The Eurocrats are proclaiming no negotiations before Article 50, but sotto voce, actual leaders suggest otherwise. Political problems are brewing in Europe, especially over the political legitimacy of the EU state and growing fears about immigration. These wage pressures are worsened by technology – a recent US report showed that 80 per cent of recent US job losses came from technological changes and not immigration or outsourcing.

Brexit is giving courage to workers across the continent, who are feeling ignored and patronized by those who have done well from globalisation.

Migration control is key to whatever deal a new Conserva-tive government proposes and, at this moment, it is difficult to believe that Britain and the EU can square that circle. But given the possibility of a US president Trump in November, and elections in Germany and France in 2017, no one can foretell how matters might change.

Therefore investors need to remember that investment is about buying income with capital, and accepting that markets go down, but also up.
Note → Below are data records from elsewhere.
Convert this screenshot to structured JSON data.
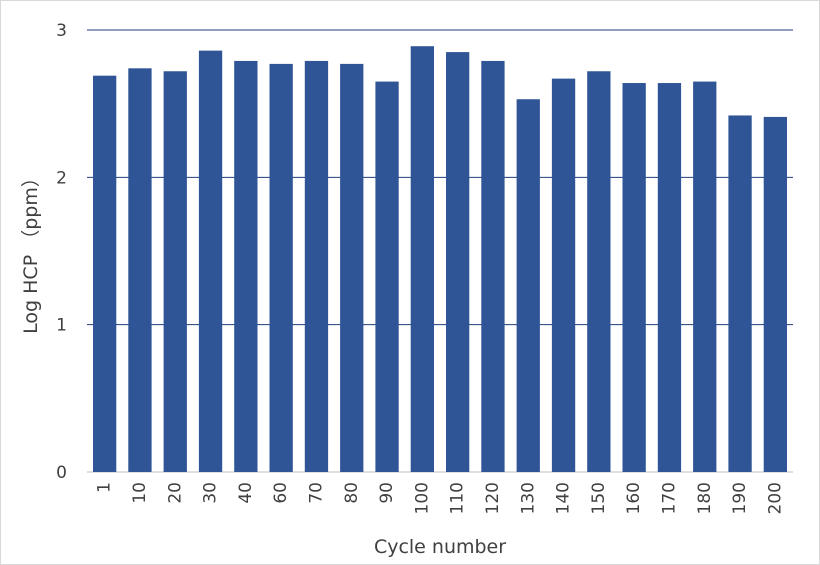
{
  "chart_data": {
    "type": "bar",
    "title": "",
    "xlabel": "Cycle number",
    "ylabel": "Log HCP （ppm）",
    "categories": [
      "1",
      "10",
      "20",
      "30",
      "40",
      "60",
      "70",
      "80",
      "90",
      "100",
      "110",
      "120",
      "130",
      "140",
      "150",
      "160",
      "170",
      "180",
      "190",
      "200"
    ],
    "series": [
      {
        "values": [
          2.69,
          2.74,
          2.72,
          2.86,
          2.79,
          2.77,
          2.79,
          2.77,
          2.65,
          2.89,
          2.85,
          2.79,
          2.53,
          2.67,
          2.72,
          2.64,
          2.64,
          2.65,
          2.42,
          2.41
        ]
      }
    ],
    "ylim": [
      0,
      3
    ],
    "yticks": [
      "0",
      "1",
      "2",
      "3"
    ],
    "grid": true,
    "legend": "none",
    "bar_color": "#2f5597",
    "grid_color": "#1f3c78"
  }
}
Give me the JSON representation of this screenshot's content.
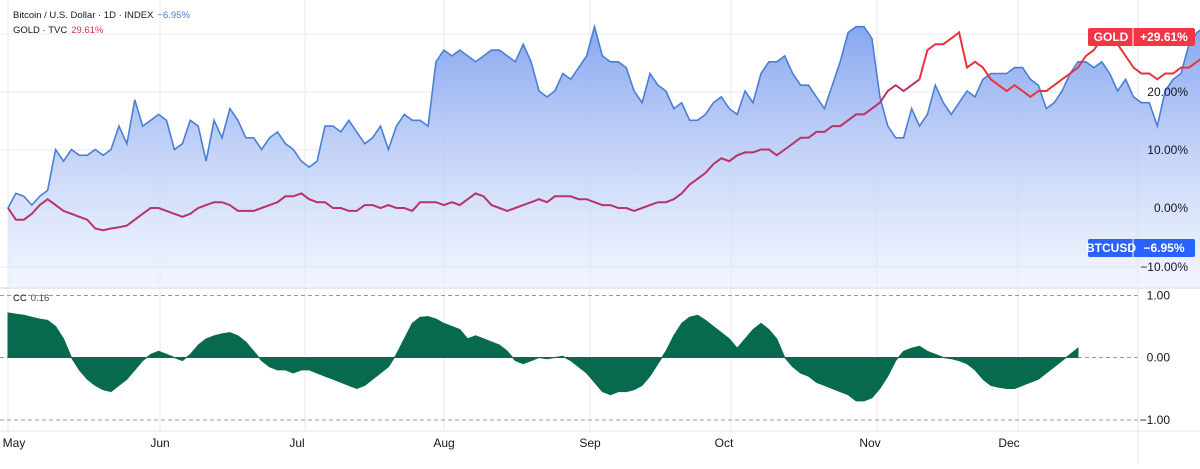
{
  "legend": {
    "btc": {
      "name": "Bitcoin / U.S. Dollar · 1D · INDEX",
      "change": "−6.95%",
      "color": "#4a7fd6"
    },
    "gold": {
      "name": "GOLD · TVC",
      "change": "29.61%",
      "color": "#d9304f"
    },
    "cc": {
      "name": "CC",
      "value": "0.16"
    }
  },
  "badges": {
    "gold": {
      "label": "GOLD",
      "value": "+29.61%",
      "color": "#f23645"
    },
    "btc": {
      "label": "BTCUSD",
      "value": "−6.95%",
      "color": "#2962ff"
    }
  },
  "colors": {
    "btc_line": "#4a7fd6",
    "btc_fill_top": "#7ea0ee",
    "gold_upper": "#e8323e",
    "gold_lower": "#b8336a",
    "cc_fill": "#076a4f",
    "grid": "#e8e8ef",
    "axis_text": "#131722"
  },
  "chart_data": [
    {
      "type": "line",
      "title": "",
      "y_axis_side": "right",
      "ylim": [
        -12,
        31
      ],
      "yticks": [
        20,
        10,
        0,
        -10
      ],
      "ytick_labels": [
        "20.00%",
        "10.00%",
        "0.00%",
        "−10.00%"
      ],
      "x_axis": {
        "unit": "day-of-year",
        "range": [
          121,
          350
        ],
        "ticks": [
          121,
          152,
          182,
          213,
          244,
          274,
          305,
          335
        ],
        "tick_labels": [
          "May",
          "Jun",
          "Jul",
          "Aug",
          "Sep",
          "Oct",
          "Nov",
          "Dec"
        ]
      },
      "series": [
        {
          "name": "BTCUSD",
          "style": "area",
          "points": [
            [
              121,
              0
            ],
            [
              122,
              2.5
            ],
            [
              123,
              2
            ],
            [
              124,
              0.5
            ],
            [
              125,
              2
            ],
            [
              126,
              3
            ],
            [
              127,
              10
            ],
            [
              128,
              8
            ],
            [
              129,
              10
            ],
            [
              130,
              9
            ],
            [
              131,
              9
            ],
            [
              132,
              10
            ],
            [
              133,
              9
            ],
            [
              134,
              10
            ],
            [
              135,
              14
            ],
            [
              136,
              11
            ],
            [
              137,
              18.5
            ],
            [
              138,
              14
            ],
            [
              139,
              15
            ],
            [
              140,
              16
            ],
            [
              141,
              15
            ],
            [
              142,
              10
            ],
            [
              143,
              11
            ],
            [
              144,
              15
            ],
            [
              145,
              14
            ],
            [
              146,
              8
            ],
            [
              147,
              15
            ],
            [
              148,
              12
            ],
            [
              149,
              17
            ],
            [
              150,
              15
            ],
            [
              151,
              12
            ],
            [
              152,
              12
            ],
            [
              153,
              10
            ],
            [
              154,
              12
            ],
            [
              155,
              13
            ],
            [
              156,
              11
            ],
            [
              157,
              10
            ],
            [
              158,
              8
            ],
            [
              159,
              7
            ],
            [
              160,
              8
            ],
            [
              161,
              14
            ],
            [
              162,
              14
            ],
            [
              163,
              13
            ],
            [
              164,
              15
            ],
            [
              165,
              13
            ],
            [
              166,
              11
            ],
            [
              167,
              12
            ],
            [
              168,
              14
            ],
            [
              169,
              10
            ],
            [
              170,
              14
            ],
            [
              171,
              16
            ],
            [
              172,
              15
            ],
            [
              173,
              15
            ],
            [
              174,
              14
            ],
            [
              175,
              25
            ],
            [
              176,
              27
            ],
            [
              177,
              26
            ],
            [
              178,
              27
            ],
            [
              179,
              26
            ],
            [
              180,
              25
            ],
            [
              181,
              26
            ],
            [
              182,
              27
            ],
            [
              183,
              27
            ],
            [
              184,
              26
            ],
            [
              185,
              25
            ],
            [
              186,
              28
            ],
            [
              187,
              25
            ],
            [
              188,
              20
            ],
            [
              189,
              19
            ],
            [
              190,
              20
            ],
            [
              191,
              23
            ],
            [
              192,
              22
            ],
            [
              193,
              24
            ],
            [
              194,
              26
            ],
            [
              195,
              31
            ],
            [
              196,
              26
            ],
            [
              197,
              25
            ],
            [
              198,
              25
            ],
            [
              199,
              24
            ],
            [
              200,
              20
            ],
            [
              201,
              18
            ],
            [
              202,
              23
            ],
            [
              203,
              21
            ],
            [
              204,
              20
            ],
            [
              205,
              17
            ],
            [
              206,
              18
            ],
            [
              207,
              15
            ],
            [
              208,
              15
            ],
            [
              209,
              16
            ],
            [
              210,
              18
            ],
            [
              211,
              19
            ],
            [
              212,
              17
            ],
            [
              213,
              16
            ],
            [
              214,
              20
            ],
            [
              215,
              18
            ],
            [
              216,
              23
            ],
            [
              217,
              25
            ],
            [
              218,
              25
            ],
            [
              219,
              26
            ],
            [
              220,
              23
            ],
            [
              221,
              21
            ],
            [
              222,
              21
            ],
            [
              223,
              19
            ],
            [
              224,
              17
            ],
            [
              225,
              21
            ],
            [
              226,
              25
            ],
            [
              227,
              30
            ],
            [
              228,
              31
            ],
            [
              229,
              31
            ],
            [
              230,
              29
            ],
            [
              231,
              19
            ],
            [
              232,
              14
            ],
            [
              233,
              12
            ],
            [
              234,
              12
            ],
            [
              235,
              17
            ],
            [
              236,
              14
            ],
            [
              237,
              16
            ],
            [
              238,
              21
            ],
            [
              239,
              18
            ],
            [
              240,
              16
            ],
            [
              241,
              18
            ],
            [
              242,
              20
            ],
            [
              243,
              19
            ],
            [
              244,
              22
            ],
            [
              245,
              23
            ],
            [
              246,
              23
            ],
            [
              247,
              23
            ],
            [
              248,
              24
            ],
            [
              249,
              24
            ],
            [
              250,
              22
            ],
            [
              251,
              21
            ],
            [
              252,
              17
            ]
          ],
          "note": "series continues below"
        }
      ]
    }
  ]
}
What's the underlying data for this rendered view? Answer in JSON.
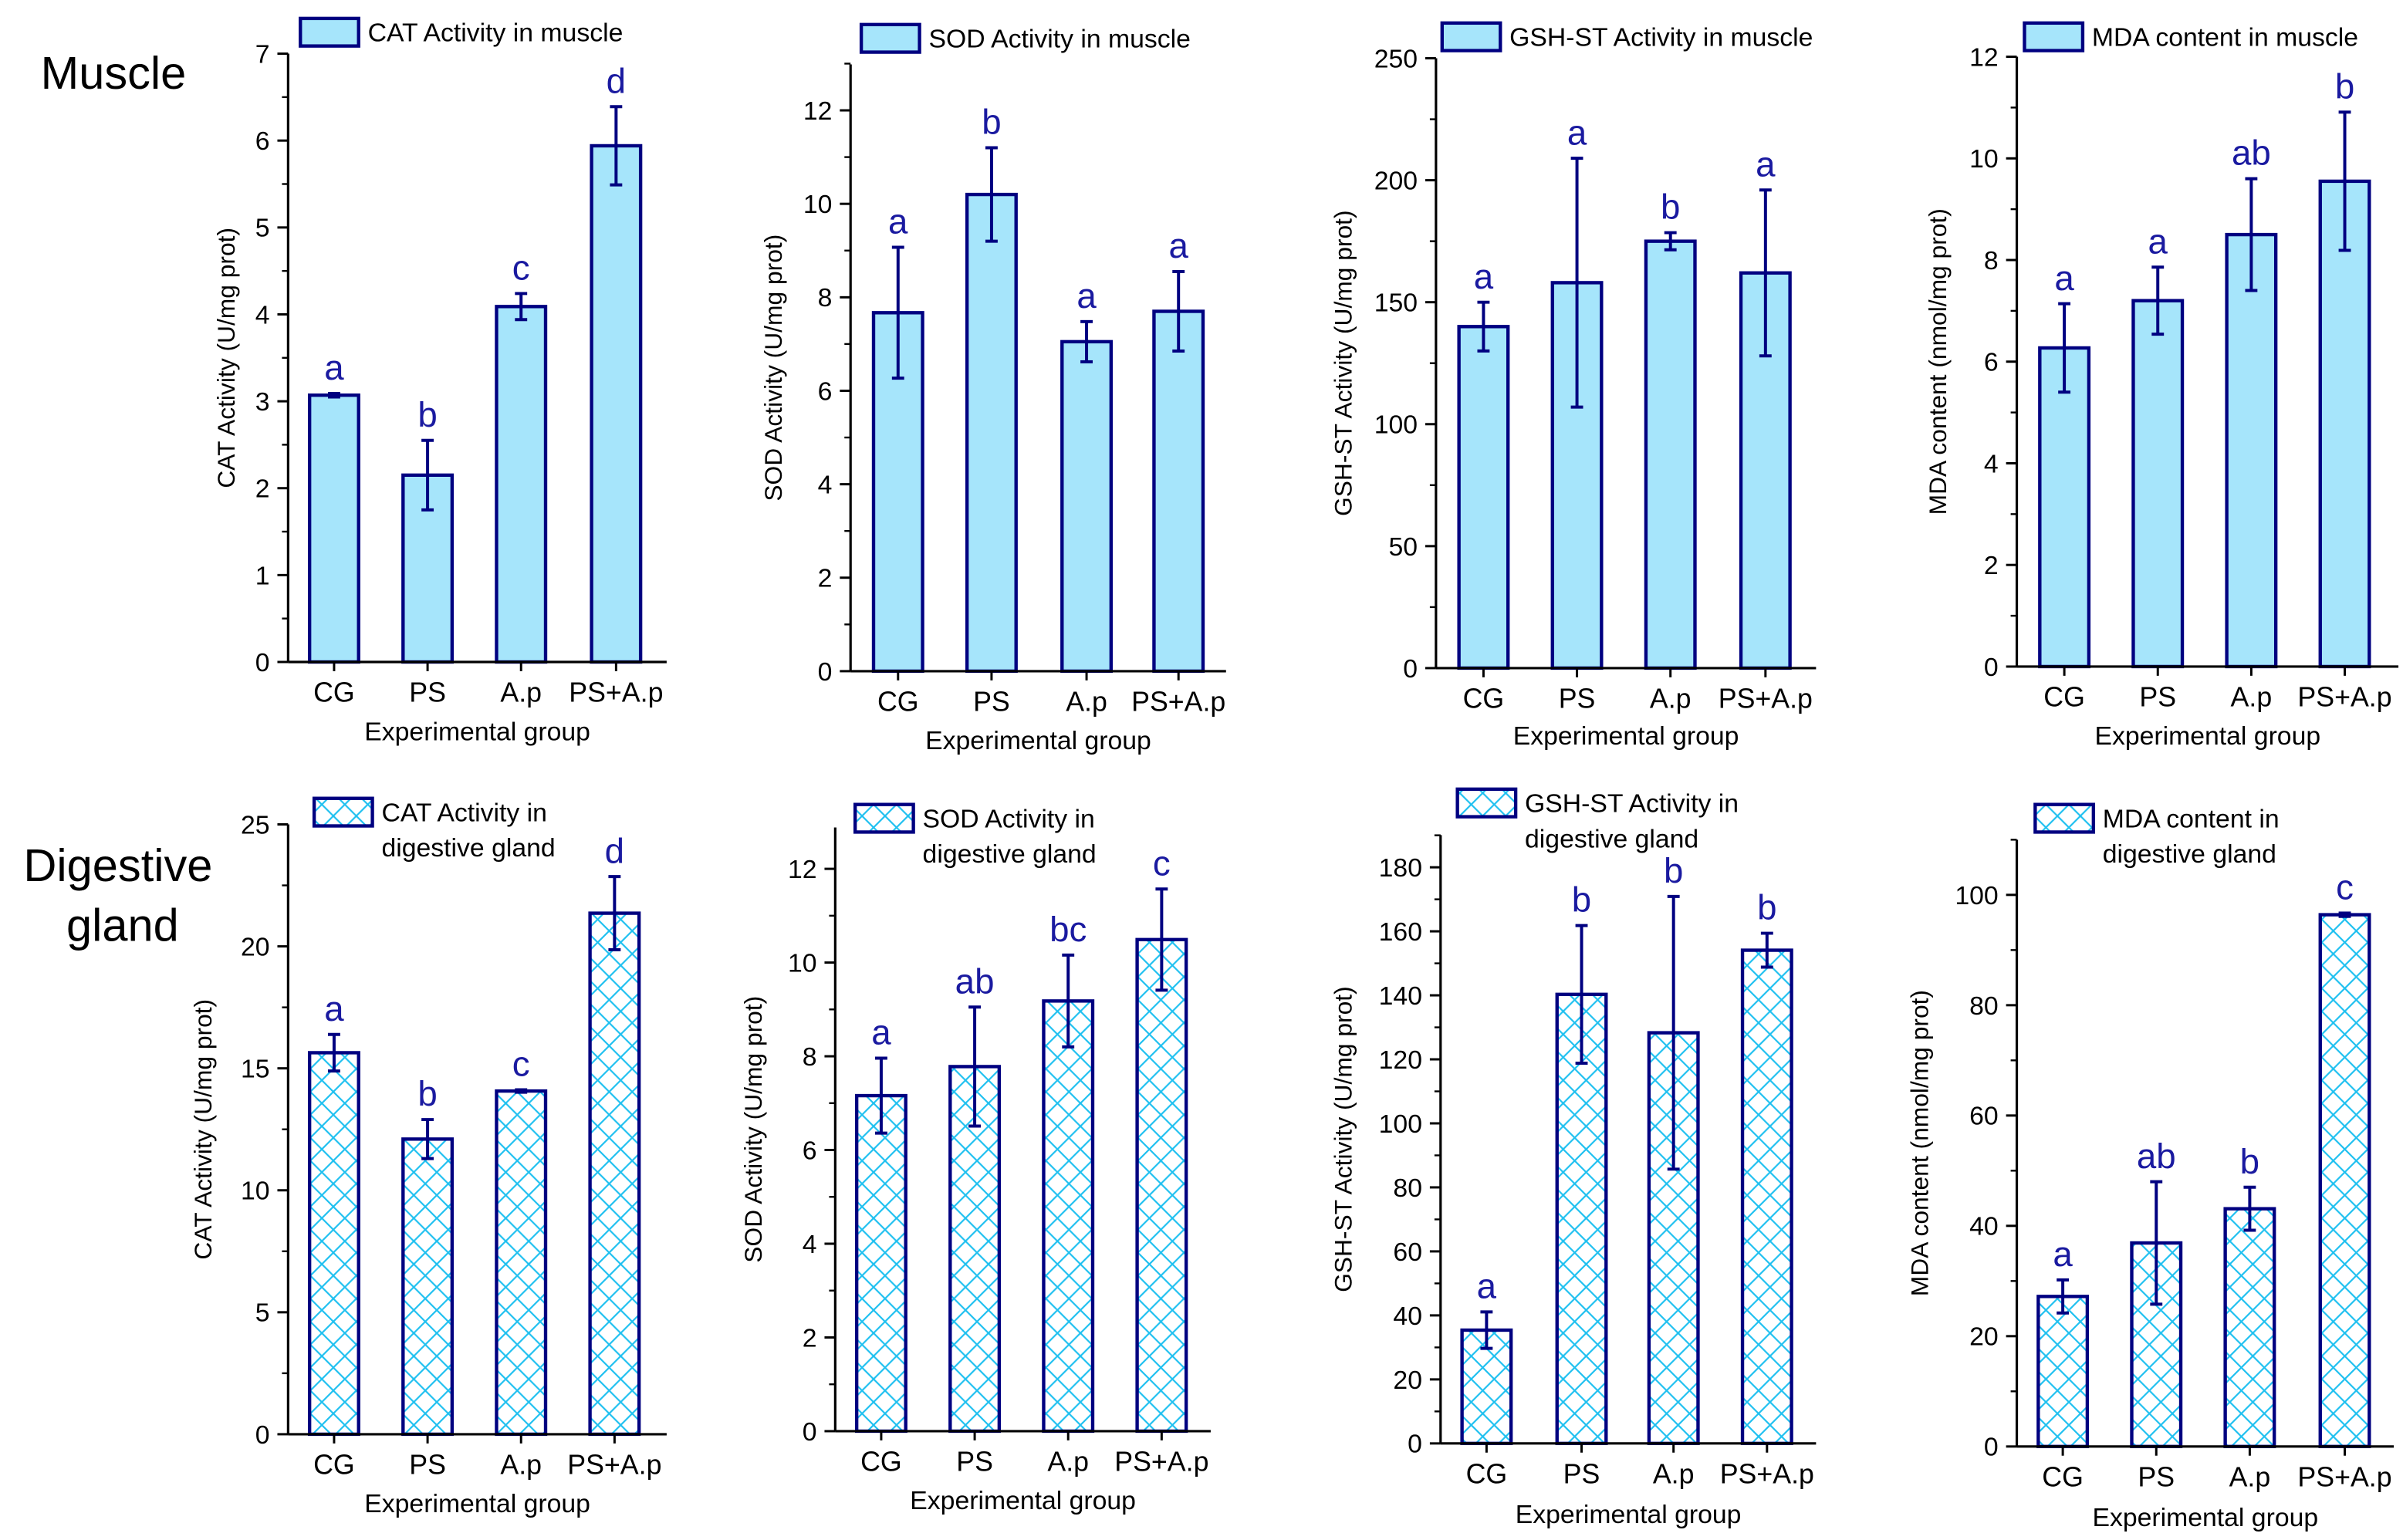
{
  "row_labels": {
    "muscle": [
      "Muscle"
    ],
    "digestive": [
      "Digestive",
      "gland"
    ]
  },
  "colors": {
    "fill": "#a6e5fb",
    "stroke": "#000080",
    "hatch": "#1ec0f0",
    "letters": "#1a1aa0",
    "text": "#000000"
  },
  "chart_data": [
    {
      "type": "bar",
      "title": "CAT Activity in muscle",
      "legend": [
        "CAT Activity in muscle"
      ],
      "pattern": "solid",
      "xlabel": "Experimental group",
      "ylabel": "CAT Activity (U/mg prot)",
      "categories": [
        "CG",
        "PS",
        "A.p",
        "PS+A.p"
      ],
      "values": [
        3.07,
        2.15,
        4.09,
        5.94
      ],
      "errors": [
        0.02,
        0.4,
        0.15,
        0.45
      ],
      "letters": [
        "a",
        "b",
        "c",
        "d"
      ],
      "ylim": [
        0,
        7
      ],
      "yticks": [
        0,
        1,
        2,
        3,
        4,
        5,
        6,
        7
      ]
    },
    {
      "type": "bar",
      "title": "SOD Activity in muscle",
      "legend": [
        "SOD Activity in muscle"
      ],
      "pattern": "solid",
      "xlabel": "Experimental group",
      "ylabel": "SOD Activity (U/mg prot)",
      "categories": [
        "CG",
        "PS",
        "A.p",
        "PS+A.p"
      ],
      "values": [
        7.67,
        10.2,
        7.05,
        7.7
      ],
      "errors": [
        1.4,
        1.0,
        0.43,
        0.85
      ],
      "letters": [
        "a",
        "b",
        "a",
        "a"
      ],
      "ylim": [
        0,
        13
      ],
      "yticks": [
        0,
        2,
        4,
        6,
        8,
        10,
        12
      ]
    },
    {
      "type": "bar",
      "title": "GSH-ST Activity in muscle",
      "legend": [
        "GSH-ST Activity in muscle"
      ],
      "pattern": "solid",
      "xlabel": "Experimental group",
      "ylabel": "GSH-ST Activity (U/mg prot)",
      "categories": [
        "CG",
        "PS",
        "A.p",
        "PS+A.p"
      ],
      "values": [
        140,
        158,
        175,
        162
      ],
      "errors": [
        10,
        51,
        3.5,
        34
      ],
      "letters": [
        "a",
        "a",
        "b",
        "a"
      ],
      "ylim": [
        0,
        250
      ],
      "yticks": [
        0,
        50,
        100,
        150,
        200,
        250
      ]
    },
    {
      "type": "bar",
      "title": "MDA content in muscle",
      "legend": [
        "MDA content in muscle"
      ],
      "pattern": "solid",
      "xlabel": "Experimental group",
      "ylabel": "MDA content (nmol/mg prot)",
      "categories": [
        "CG",
        "PS",
        "A.p",
        "PS+A.p"
      ],
      "values": [
        6.27,
        7.2,
        8.5,
        9.55
      ],
      "errors": [
        0.87,
        0.66,
        1.1,
        1.36
      ],
      "letters": [
        "a",
        "a",
        "ab",
        "b"
      ],
      "ylim": [
        0,
        12
      ],
      "yticks": [
        0,
        2,
        4,
        6,
        8,
        10,
        12
      ]
    },
    {
      "type": "bar",
      "title": "CAT Activity in digestive gland",
      "legend": [
        "CAT Activity in",
        "digestive gland"
      ],
      "pattern": "crosshatch",
      "xlabel": "Experimental group",
      "ylabel": "CAT Activity (U/mg prot)",
      "categories": [
        "CG",
        "PS",
        "A.p",
        "PS+A.p"
      ],
      "values": [
        15.64,
        12.1,
        14.07,
        21.36
      ],
      "errors": [
        0.75,
        0.8,
        0.05,
        1.5
      ],
      "letters": [
        "a",
        "b",
        "c",
        "d"
      ],
      "ylim": [
        0,
        25
      ],
      "yticks": [
        0,
        5,
        10,
        15,
        20,
        25
      ]
    },
    {
      "type": "bar",
      "title": "SOD Activity in digestive gland",
      "legend": [
        "SOD Activity in",
        "digestive gland"
      ],
      "pattern": "crosshatch",
      "xlabel": "Experimental group",
      "ylabel": "SOD Activity (U/mg prot)",
      "categories": [
        "CG",
        "PS",
        "A.p",
        "PS+A.p"
      ],
      "values": [
        7.16,
        7.78,
        9.18,
        10.49
      ],
      "errors": [
        0.8,
        1.27,
        0.98,
        1.08
      ],
      "letters": [
        "a",
        "ab",
        "bc",
        "c"
      ],
      "ylim": [
        0,
        13
      ],
      "yticks": [
        0,
        2,
        4,
        6,
        8,
        10,
        12
      ]
    },
    {
      "type": "bar",
      "title": "GSH-ST Activity in digestive gland",
      "legend": [
        "GSH-ST Activity in",
        "digestive gland"
      ],
      "pattern": "crosshatch",
      "xlabel": "Experimental group",
      "ylabel": "GSH-ST Activity (U/mg prot)",
      "categories": [
        "CG",
        "PS",
        "A.p",
        "PS+A.p"
      ],
      "values": [
        35.4,
        140.3,
        128.3,
        154.1
      ],
      "errors": [
        5.7,
        21.5,
        42.6,
        5.3
      ],
      "letters": [
        "a",
        "b",
        "b",
        "b"
      ],
      "ylim": [
        0,
        190
      ],
      "yticks": [
        0,
        20,
        40,
        60,
        80,
        100,
        120,
        140,
        160,
        180
      ]
    },
    {
      "type": "bar",
      "title": "MDA content in digestive gland",
      "legend": [
        "MDA content in",
        "digestive gland"
      ],
      "pattern": "crosshatch",
      "xlabel": "Experimental group",
      "ylabel": "MDA content (nmol/mg prot)",
      "categories": [
        "CG",
        "PS",
        "A.p",
        "PS+A.p"
      ],
      "values": [
        27.2,
        36.9,
        43.1,
        96.4
      ],
      "errors": [
        3,
        11.1,
        3.9,
        0.3
      ],
      "letters": [
        "a",
        "ab",
        "b",
        "c"
      ],
      "ylim": [
        0,
        110
      ],
      "yticks": [
        0,
        20,
        40,
        60,
        80,
        100
      ]
    }
  ]
}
Only equities will protect retirement income, but at the cost of regular price fluctuation, which will sometimes be violent.

This is not the time to invest on an index basis – good and accountable managers are required who will find companies that make money in times that are politically as well as technologically testing.

Geographical and industry specialisations

Although investment trusts have outperformed other types of managers over recent years, it is time to reconsider their remits. This is the time to turn away from UK and even European markets as these are going to be plagued by political uncertainty for years to come.

This is the time to search the AIC and Numis Securities websites for investment companies with an inter-national outlook and those with an interest in technology. The unravelling of the human genome more than a decade ago has opened up opportunities in medicine, and the ramifications of digitisation continue to reduce corporate costs at the same time as it cuts jobs.

This is the challenge for investors and politicians. Happily, it seems the challenge of the Conservative leadership is concentrating minds.

If this continues, Brexit may turn out better than expected so that, as after the Battle of Trafalgar, when Pitt the

Younger was toasted as the Saviour of Europe, he demurred, insisting that Europe was not to be saved by any one man: “England has saved herself by her exertions and will, as I trust, save Europe by her example.”